A far more strident sort of crassness pervades Harold & Kumar Escape from Guantanamo Bay. The sequel picks up and tokes up where the original left off. New Jersey roommates Harold and Kumar set off for Amsterdam, so that Harold can chase the woman of his dreams (Paula Garces) while the lads can smoke all the mezz they desire. On the plane Kumar hauls out a homemade bong, which is mistaken for a bomb. Off to Gitmo! Off to the land of tiresome fellatio gags!

The escape of the title takes about 45 seconds. The rest of the movie, written and directed as lurching, occasionally funny skits by Jon Hurwitz and Hayden Schlossberg, keeps H&K one step ahead of a venal Homeland Security chief (Rob Corddry), and Kumar on the trail of his ex-girlfriend Vanessa (Danneel Harris). The ex is due to marry a Texas family friend of the George W. Bush clan. Bush himself, portrayed by the world’s worst Bush impersonator, shows up late to this fairly draggy party in order to get high with the boys and explain to them, in relative sincerity, that “you don’t have to like your government to be a good American. You just have to love your country.”
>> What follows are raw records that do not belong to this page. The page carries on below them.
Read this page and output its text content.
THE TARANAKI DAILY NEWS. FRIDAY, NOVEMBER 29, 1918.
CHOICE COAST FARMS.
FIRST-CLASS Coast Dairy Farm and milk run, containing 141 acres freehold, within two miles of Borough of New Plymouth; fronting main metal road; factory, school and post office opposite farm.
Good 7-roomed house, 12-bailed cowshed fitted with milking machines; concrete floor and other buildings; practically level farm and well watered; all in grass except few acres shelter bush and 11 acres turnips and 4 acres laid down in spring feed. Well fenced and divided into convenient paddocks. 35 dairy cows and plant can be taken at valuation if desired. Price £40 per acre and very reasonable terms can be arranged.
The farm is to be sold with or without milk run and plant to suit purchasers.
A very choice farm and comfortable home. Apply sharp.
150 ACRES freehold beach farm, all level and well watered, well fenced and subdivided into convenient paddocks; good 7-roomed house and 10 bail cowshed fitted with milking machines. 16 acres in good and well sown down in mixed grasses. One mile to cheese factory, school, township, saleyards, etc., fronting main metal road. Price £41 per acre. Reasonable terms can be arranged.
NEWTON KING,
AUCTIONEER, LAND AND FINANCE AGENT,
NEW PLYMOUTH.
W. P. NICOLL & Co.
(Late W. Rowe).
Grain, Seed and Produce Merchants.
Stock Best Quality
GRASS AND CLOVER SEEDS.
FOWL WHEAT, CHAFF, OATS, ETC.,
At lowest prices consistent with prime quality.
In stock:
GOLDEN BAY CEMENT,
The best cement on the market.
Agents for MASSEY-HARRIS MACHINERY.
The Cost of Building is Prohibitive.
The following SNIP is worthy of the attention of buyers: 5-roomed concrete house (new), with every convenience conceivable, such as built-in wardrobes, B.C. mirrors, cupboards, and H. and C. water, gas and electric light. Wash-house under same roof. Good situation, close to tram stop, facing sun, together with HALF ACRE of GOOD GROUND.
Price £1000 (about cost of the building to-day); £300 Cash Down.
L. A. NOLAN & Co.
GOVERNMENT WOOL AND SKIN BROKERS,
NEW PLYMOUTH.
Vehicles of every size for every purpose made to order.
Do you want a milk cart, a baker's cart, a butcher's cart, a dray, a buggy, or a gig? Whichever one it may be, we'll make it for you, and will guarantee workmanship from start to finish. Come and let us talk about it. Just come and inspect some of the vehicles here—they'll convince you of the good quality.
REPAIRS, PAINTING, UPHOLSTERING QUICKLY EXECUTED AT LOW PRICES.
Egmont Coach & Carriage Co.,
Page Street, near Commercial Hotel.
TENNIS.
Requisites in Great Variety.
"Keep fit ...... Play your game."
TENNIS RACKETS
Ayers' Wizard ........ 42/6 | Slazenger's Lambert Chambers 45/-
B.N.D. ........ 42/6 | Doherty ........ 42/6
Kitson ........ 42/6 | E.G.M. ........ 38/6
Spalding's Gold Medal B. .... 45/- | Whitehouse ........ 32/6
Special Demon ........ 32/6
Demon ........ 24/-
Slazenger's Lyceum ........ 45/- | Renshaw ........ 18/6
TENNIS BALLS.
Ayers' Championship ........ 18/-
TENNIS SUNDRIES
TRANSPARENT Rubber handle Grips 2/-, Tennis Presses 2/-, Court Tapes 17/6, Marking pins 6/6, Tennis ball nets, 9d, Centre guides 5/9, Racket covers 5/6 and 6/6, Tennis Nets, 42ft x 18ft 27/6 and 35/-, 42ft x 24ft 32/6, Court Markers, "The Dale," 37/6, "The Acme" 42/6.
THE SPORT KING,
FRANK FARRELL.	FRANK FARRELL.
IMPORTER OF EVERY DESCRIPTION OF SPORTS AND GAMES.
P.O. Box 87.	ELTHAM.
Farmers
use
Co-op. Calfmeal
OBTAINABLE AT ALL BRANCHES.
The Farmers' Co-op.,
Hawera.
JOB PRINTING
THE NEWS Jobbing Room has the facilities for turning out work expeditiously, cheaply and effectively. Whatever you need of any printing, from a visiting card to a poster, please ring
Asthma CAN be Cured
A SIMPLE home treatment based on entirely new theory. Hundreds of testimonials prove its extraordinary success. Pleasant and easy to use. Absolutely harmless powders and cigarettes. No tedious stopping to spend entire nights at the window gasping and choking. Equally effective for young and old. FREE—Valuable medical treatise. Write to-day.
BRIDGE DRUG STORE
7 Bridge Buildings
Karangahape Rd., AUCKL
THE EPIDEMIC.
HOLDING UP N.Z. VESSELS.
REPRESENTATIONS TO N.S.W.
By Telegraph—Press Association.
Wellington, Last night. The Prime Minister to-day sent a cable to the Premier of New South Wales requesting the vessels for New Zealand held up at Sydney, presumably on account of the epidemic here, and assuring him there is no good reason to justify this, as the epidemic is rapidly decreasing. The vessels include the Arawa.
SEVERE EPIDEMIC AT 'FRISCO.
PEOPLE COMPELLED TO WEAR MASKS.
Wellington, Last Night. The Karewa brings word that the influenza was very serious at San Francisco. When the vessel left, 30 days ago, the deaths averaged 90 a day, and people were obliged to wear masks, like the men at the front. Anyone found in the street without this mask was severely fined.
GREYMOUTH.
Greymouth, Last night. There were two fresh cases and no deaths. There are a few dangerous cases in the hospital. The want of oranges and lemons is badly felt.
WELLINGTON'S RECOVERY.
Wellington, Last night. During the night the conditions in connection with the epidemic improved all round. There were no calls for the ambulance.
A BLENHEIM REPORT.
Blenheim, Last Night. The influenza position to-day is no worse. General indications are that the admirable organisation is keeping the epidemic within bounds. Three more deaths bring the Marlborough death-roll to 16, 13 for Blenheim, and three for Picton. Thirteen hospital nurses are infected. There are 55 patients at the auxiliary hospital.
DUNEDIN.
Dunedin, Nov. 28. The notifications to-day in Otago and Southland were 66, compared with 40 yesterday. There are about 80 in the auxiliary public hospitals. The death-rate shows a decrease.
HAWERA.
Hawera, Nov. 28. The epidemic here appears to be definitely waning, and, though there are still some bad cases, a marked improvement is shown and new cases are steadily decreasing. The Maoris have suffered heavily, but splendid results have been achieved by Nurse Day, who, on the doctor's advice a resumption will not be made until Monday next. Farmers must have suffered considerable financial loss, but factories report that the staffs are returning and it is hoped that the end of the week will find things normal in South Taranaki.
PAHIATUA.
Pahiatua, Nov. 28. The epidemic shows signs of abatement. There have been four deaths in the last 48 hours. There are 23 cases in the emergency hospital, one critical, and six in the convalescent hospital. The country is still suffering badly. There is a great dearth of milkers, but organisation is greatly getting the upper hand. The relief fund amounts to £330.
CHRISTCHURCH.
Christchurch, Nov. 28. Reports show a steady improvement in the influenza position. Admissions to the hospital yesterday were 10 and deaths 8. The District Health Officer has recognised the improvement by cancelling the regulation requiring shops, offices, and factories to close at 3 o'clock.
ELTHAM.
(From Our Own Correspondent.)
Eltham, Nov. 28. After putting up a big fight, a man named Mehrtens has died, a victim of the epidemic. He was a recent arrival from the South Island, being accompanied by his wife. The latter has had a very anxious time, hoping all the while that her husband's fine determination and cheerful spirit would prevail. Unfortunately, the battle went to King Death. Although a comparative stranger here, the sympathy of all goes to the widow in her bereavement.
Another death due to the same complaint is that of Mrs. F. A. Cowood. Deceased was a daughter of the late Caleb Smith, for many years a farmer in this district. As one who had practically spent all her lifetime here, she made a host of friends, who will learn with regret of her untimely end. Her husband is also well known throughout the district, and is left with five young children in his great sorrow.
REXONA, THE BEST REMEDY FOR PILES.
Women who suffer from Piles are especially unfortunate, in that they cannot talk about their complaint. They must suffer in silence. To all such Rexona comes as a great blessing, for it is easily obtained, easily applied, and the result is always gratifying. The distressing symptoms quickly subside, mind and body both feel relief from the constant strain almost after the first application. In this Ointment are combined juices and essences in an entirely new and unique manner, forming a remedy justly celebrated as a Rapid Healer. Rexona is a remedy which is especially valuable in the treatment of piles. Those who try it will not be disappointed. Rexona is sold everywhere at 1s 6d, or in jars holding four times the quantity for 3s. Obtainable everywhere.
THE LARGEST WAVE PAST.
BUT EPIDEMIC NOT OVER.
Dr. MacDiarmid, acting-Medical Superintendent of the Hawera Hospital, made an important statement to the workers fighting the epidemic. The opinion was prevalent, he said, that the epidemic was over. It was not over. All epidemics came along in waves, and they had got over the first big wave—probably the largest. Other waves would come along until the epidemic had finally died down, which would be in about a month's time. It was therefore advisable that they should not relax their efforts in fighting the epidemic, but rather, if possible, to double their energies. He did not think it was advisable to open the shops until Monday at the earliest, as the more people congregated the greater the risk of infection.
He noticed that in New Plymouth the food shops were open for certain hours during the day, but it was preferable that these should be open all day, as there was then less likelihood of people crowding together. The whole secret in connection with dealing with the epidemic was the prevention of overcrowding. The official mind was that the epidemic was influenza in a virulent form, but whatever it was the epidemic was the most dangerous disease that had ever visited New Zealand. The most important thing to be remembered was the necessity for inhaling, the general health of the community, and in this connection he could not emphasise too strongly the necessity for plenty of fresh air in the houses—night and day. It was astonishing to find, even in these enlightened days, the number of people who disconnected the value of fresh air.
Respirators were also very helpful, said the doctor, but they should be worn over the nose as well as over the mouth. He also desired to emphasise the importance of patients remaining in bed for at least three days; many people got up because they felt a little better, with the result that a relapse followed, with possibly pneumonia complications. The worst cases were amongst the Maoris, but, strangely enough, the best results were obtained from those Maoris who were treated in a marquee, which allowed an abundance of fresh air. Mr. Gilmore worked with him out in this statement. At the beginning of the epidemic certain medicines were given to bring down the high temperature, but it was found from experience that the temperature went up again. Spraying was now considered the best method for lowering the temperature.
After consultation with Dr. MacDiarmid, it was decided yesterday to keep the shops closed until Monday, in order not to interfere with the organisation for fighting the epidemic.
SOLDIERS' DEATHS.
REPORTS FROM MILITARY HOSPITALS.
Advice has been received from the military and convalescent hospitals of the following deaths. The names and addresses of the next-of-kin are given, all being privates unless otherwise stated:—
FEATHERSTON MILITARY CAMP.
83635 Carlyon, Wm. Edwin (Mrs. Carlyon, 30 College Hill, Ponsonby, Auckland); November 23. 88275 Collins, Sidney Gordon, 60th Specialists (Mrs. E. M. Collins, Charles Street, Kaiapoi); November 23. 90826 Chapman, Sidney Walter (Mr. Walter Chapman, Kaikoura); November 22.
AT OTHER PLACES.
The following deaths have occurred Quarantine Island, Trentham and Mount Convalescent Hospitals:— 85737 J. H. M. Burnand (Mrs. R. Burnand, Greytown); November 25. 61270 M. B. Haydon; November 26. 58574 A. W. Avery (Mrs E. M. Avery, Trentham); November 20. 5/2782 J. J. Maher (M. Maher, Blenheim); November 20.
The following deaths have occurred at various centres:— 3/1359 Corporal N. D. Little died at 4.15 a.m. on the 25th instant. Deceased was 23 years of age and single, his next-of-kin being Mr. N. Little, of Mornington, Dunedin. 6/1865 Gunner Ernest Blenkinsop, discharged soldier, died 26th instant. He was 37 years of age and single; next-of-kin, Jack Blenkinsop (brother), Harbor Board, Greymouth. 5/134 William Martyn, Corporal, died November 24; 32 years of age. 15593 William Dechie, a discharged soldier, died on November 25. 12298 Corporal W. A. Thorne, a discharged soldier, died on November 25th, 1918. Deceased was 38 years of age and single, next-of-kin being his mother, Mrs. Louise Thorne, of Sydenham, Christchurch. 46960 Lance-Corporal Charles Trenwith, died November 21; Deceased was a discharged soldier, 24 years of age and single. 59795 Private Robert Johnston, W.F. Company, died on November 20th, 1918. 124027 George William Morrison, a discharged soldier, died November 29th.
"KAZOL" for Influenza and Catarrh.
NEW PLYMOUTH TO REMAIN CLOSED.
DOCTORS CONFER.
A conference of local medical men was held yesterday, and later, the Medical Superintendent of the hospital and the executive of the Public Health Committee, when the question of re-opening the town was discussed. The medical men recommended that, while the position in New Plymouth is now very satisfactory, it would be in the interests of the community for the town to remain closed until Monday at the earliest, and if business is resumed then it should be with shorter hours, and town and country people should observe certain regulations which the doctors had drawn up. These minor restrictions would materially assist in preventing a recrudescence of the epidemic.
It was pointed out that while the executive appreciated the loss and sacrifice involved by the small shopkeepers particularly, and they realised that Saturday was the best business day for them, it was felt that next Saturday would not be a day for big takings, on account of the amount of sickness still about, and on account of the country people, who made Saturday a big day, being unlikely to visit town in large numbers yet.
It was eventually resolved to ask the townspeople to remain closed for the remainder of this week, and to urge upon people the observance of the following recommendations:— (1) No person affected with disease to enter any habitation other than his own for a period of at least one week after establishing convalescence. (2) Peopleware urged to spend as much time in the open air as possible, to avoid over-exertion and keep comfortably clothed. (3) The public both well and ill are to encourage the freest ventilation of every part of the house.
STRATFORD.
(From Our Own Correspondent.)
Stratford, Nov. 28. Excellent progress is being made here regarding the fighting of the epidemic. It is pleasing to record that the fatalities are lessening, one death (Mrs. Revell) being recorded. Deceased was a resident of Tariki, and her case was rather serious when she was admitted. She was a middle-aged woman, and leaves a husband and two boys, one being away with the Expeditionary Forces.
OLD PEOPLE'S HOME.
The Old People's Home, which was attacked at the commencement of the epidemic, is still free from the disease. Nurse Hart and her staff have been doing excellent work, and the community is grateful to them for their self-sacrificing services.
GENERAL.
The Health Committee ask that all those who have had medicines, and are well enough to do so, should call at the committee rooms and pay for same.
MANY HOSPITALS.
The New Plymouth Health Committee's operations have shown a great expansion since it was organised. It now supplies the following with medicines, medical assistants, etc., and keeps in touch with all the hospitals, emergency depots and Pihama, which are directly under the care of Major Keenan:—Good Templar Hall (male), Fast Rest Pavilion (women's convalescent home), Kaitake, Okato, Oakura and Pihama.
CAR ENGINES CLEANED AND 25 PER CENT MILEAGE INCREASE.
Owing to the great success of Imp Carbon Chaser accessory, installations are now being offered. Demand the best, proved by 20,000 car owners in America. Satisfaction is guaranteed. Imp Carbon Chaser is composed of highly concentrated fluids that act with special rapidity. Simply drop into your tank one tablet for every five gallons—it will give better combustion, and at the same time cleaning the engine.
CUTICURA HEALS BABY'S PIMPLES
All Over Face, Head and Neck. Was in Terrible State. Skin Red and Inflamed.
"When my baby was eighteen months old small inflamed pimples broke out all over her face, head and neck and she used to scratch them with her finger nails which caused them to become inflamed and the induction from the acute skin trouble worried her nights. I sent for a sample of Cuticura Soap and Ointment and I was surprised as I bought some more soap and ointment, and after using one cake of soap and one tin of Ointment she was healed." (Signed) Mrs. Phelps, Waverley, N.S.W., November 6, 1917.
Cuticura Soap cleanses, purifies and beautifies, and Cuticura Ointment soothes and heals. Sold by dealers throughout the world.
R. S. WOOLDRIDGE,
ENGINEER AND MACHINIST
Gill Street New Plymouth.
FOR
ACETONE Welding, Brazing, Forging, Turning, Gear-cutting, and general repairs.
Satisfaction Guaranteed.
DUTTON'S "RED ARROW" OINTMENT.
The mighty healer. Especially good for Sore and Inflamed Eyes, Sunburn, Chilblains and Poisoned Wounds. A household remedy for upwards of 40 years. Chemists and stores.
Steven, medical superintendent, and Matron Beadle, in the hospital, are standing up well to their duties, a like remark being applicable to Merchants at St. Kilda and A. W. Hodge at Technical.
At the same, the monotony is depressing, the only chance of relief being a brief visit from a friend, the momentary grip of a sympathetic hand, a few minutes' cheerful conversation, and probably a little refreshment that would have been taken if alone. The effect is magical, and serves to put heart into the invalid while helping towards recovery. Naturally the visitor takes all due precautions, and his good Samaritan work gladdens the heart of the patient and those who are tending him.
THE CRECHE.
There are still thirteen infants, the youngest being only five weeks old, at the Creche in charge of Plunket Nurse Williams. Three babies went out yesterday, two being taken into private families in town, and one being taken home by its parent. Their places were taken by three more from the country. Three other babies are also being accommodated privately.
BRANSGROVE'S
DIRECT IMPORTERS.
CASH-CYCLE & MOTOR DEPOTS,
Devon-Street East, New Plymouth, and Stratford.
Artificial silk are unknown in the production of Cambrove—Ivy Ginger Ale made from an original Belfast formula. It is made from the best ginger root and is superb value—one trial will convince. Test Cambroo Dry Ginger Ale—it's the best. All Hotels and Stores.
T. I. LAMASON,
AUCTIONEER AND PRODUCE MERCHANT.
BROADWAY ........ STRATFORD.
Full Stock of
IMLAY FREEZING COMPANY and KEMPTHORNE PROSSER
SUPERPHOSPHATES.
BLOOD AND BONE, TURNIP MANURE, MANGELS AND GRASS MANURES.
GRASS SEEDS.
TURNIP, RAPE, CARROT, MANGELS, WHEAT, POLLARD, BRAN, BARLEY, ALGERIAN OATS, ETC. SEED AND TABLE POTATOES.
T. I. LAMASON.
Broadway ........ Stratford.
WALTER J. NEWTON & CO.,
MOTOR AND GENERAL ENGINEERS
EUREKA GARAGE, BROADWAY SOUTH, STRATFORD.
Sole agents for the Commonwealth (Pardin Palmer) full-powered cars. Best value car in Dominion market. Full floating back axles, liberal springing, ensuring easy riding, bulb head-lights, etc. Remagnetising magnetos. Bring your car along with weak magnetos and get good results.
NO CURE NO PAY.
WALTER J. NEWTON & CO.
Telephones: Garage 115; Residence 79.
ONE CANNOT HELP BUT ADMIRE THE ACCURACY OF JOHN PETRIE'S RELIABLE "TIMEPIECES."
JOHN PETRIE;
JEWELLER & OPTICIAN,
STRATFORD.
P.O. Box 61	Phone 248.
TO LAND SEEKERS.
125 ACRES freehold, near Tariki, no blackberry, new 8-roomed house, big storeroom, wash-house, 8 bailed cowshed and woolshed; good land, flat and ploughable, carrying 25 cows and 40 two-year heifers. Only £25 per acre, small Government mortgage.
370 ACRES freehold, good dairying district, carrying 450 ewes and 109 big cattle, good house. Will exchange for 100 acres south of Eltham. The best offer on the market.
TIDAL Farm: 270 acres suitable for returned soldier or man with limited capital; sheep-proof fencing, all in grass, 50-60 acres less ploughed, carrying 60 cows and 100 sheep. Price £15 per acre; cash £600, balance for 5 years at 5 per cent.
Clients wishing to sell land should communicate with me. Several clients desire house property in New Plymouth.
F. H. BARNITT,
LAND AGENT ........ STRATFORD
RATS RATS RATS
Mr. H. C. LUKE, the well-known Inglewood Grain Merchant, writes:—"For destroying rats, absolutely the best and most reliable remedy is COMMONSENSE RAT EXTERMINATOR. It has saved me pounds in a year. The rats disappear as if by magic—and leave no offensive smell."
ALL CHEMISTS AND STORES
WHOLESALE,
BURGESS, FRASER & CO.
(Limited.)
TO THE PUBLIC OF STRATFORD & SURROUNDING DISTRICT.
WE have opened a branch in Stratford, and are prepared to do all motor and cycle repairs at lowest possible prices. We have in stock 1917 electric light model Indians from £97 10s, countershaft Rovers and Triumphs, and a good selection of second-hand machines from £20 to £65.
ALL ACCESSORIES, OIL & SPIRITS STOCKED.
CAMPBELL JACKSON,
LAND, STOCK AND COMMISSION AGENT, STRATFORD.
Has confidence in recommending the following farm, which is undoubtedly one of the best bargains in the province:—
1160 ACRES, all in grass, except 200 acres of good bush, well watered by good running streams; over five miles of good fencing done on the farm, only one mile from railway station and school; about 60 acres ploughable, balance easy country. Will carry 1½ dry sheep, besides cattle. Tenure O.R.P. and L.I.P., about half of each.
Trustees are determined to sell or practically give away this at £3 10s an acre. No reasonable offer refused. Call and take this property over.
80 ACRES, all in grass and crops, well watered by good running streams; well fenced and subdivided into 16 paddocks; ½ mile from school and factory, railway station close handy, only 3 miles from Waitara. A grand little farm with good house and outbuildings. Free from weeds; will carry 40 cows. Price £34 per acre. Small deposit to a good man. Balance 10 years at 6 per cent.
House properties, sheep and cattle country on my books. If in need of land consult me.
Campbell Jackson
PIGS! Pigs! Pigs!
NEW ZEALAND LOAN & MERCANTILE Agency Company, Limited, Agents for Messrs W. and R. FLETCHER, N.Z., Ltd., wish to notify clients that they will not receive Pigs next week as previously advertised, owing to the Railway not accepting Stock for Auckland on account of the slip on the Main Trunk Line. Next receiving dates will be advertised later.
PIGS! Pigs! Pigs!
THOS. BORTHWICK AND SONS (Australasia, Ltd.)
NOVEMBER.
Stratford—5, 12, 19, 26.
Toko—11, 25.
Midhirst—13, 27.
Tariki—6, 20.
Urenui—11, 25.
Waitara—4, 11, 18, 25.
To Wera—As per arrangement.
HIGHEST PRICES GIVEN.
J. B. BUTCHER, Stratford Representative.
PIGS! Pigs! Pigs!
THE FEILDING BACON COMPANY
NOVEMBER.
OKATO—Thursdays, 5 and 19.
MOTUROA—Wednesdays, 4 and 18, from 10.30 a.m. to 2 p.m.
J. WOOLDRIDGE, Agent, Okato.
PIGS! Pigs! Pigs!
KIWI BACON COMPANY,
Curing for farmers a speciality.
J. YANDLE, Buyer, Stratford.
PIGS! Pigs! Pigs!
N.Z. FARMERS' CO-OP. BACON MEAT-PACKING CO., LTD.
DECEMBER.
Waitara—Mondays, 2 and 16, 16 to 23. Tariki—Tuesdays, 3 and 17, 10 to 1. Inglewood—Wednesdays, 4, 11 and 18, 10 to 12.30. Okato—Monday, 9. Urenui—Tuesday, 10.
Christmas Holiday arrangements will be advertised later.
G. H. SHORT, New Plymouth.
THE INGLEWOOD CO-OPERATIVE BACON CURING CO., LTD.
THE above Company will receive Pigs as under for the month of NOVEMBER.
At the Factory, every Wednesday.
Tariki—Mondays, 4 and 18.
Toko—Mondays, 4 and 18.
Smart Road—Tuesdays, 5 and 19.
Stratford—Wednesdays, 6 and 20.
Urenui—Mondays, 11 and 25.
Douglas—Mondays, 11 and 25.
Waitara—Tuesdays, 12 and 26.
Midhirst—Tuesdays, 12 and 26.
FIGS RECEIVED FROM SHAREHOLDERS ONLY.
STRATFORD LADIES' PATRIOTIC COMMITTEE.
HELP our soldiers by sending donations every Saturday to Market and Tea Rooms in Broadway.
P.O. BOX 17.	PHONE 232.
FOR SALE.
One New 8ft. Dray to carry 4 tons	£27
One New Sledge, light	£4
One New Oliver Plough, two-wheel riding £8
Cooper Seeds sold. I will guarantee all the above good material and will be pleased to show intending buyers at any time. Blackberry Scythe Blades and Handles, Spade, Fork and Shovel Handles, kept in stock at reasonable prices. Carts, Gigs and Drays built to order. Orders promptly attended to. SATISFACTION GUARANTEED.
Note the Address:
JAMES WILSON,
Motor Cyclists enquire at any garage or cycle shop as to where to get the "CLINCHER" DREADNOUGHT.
At least one scene rivals anything in the first outing. It’s a flashback to H&K’s college days, complete with perfect haircuts and pleasingly nostalgic vibe, a memory of when Kumar met the lovely Vanessa. I suppose the whole film couldn’t be like this. The rest of the time you find yourself smiling at some of the bits, wincing through many, many others, and ultimately wondering if the pacing would’ve improved had either H or K developed a terrible cocaine habit.